If pop culture has taught us anything about space travel, it’s that the universe is full of fun, adventure, and possibilities. Peter Quill and Han Solo make it look pretty easy. One thing we don’t see a lot is the mind-meltingly tough math required to actually get off this little blue planet. So in order to find the next generation of engineering talent that will propel our galactic ambitions IRL, the aerospace company Lockheed Martin devised a unique puzzle to serve as a job interview for prospective students. And by puzzle, I mean a 14-foot-tall, gleaming black box that can only be opened by solving one of the world’s most impossible aerospace equations.

Created by Lockheed and agency McCann New York, the equation to get inside the box is actually an exact equation Lockheed Martin engineers had to solve for a real-world satellite mission. The first stop for the box was Virginia Tech, where the winners got inside to see a 360-degree kaleidoscopic ode to the stars and a grand prize of a possible job at Lockheed Martin.

It’s the latest project from McCann that creatively illustrates Lockheed’s work and ambitions in space.
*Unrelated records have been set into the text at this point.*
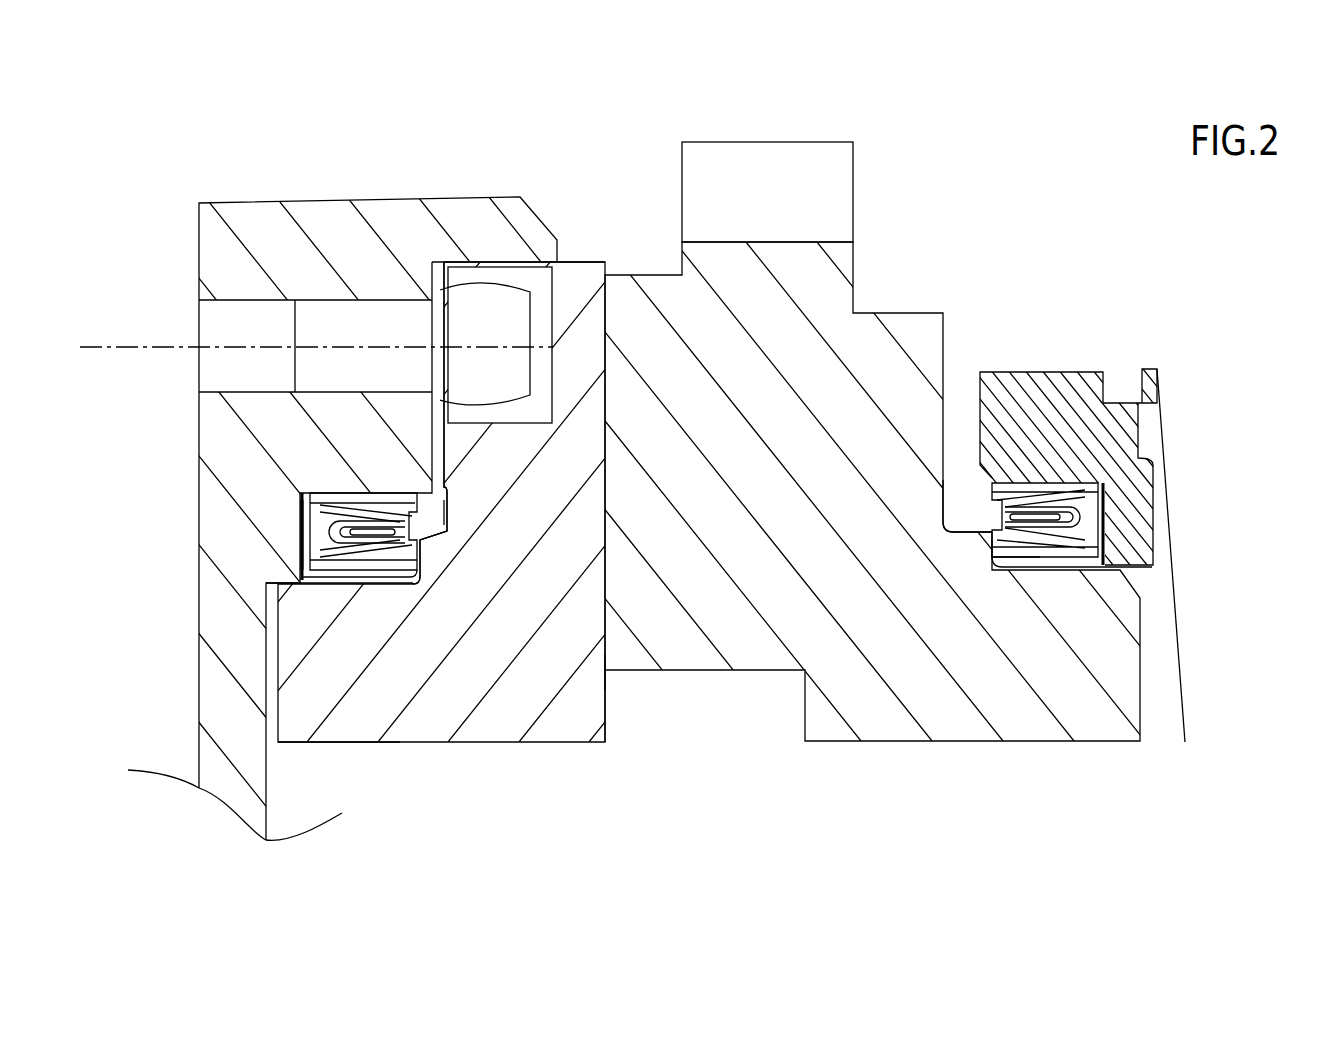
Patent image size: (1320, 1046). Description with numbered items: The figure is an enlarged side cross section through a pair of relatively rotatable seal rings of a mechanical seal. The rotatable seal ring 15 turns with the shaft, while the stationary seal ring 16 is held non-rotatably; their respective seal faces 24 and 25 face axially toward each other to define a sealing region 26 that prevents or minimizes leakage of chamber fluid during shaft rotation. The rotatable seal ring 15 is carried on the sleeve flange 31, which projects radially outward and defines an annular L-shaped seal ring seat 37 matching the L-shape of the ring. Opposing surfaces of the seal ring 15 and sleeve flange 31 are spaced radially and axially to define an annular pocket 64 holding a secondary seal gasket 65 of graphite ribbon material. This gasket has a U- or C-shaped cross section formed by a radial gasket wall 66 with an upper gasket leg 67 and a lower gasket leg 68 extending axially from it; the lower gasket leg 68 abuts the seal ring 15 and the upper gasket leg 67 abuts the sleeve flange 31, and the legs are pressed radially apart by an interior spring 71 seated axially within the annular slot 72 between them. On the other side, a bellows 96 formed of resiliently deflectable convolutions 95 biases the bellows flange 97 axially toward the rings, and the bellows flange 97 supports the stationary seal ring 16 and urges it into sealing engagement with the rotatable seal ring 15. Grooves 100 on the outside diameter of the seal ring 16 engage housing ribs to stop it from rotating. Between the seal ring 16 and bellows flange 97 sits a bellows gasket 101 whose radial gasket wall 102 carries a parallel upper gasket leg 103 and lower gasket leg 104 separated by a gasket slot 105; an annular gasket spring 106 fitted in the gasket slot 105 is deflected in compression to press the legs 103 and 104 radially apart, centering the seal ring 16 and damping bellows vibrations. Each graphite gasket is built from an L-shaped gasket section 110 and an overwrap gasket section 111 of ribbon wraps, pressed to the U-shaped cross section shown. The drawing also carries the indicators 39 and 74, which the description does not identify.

The rotatable seal ring 15 is at (557, 745).
The stationary seal ring 16 is at (715, 676).
The seal face 24 is at (605, 715).
The seal face 25 is at (604, 672).
The sealing region 26 is at (607, 265).
The sleeve flange 31 is at (214, 196).
The seal ring seat 37 is at (366, 797).
The surface 39 is at (265, 812).
The annular pocket 64 is at (448, 512).
The secondary seal gasket 65 is at (290, 561).
The gasket wall 66 is at (300, 540).
The upper gasket leg 67 is at (390, 502).
The lower gasket leg 68 is at (408, 582).
The interior spring 71 is at (340, 502).
The annular slot 72 is at (443, 542).
The retaining lip 74 is at (432, 500).
The convolutions 95 is at (1180, 663).
The bellows 96 is at (1166, 375).
The bellows flange 97 is at (1052, 368).
The grooves 100 is at (777, 155).
The bellows gasket 101 is at (1100, 567).
The gasket wall 102 is at (1100, 527).
The upper gasket leg 103 is at (1008, 487).
The lower gasket leg 104 is at (1033, 567).
The gasket slot 105 is at (975, 515).
The gasket spring 106 is at (1098, 500).
The L-shaped gasket section 110 is at (308, 585).
The overwrap gasket section 111 is at (298, 558).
In 2016, the company developed the award-winning “Field Trip to Mars,” a group VR experience that took kids on a virtual tour of Mars by outfitting cutting-edge tech to a school bus that made the view out the windows look and feel like the Martian landscape.

Following Virginia Tech, the “Think Inside the Box” challenge will travel to other top engineering universities and recruiting events across the country with new challenges and prizes.